Distillation Scaling Laws
Dan Busbridge, Amitis Shidani, Floris Weers, Jason Ramapuram, Etai Littwin, Russ Webb
TL;DR
This work introduces a distillation scaling law that predicts a student model’s cross-entropy from a given compute budget and the resources allocated to teacher and student. It reveals a capacity-gap phenomenon where a stronger teacher can hinder a weaker student, and provides a broken-power-law functional form validated by large-scale transformer experiments (143M–12.6B parameters) on the C4 English dataset. The authors offer compute-optimal distillation recipes across scenarios (existing vs. to-be-trained teachers) and show distillation can outperform supervised learning under modest compute budgets or when a teacher is available, but supervised training dominates at larger data budgets or when teacher training costs are included.

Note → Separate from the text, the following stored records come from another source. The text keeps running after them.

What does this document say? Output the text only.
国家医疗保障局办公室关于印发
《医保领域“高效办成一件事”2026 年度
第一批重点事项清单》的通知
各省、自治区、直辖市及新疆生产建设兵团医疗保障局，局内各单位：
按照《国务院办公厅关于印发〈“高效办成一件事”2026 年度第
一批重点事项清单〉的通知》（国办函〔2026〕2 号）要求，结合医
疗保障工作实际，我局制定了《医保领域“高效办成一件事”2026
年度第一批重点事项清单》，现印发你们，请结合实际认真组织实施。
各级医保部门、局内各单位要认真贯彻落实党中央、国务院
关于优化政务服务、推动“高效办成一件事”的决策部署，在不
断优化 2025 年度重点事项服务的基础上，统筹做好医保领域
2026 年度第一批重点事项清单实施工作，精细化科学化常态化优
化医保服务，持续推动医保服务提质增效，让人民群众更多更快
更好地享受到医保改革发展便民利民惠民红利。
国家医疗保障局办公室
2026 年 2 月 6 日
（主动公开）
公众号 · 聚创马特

This framework guides practical decisions for building smaller, efficient language models with lower inference costs and reduced lifecycle compute.
Abstract
We propose a distillation scaling law that estimates distilled model performance based on a compute budget and its allocation between the student and teacher. Our findings mitigate the risks associated with large-scale distillation by enabling compute-optimal allocation for both the teacher and student to maximize student performance. We provide compute-optimal distillation recipes for two key scenarios: when a teacher already exists, and when a teacher needs training. In settings involving many students or an existing teacher, distillation outperforms supervised learning up to a compute level that scales predictably with student size. Conversely, if only one student is to be distilled and a teacher also requires training, supervised learning is generally preferable. Additionally, our large-scale study of distillation increases our understanding of the process and helps inform experimental design.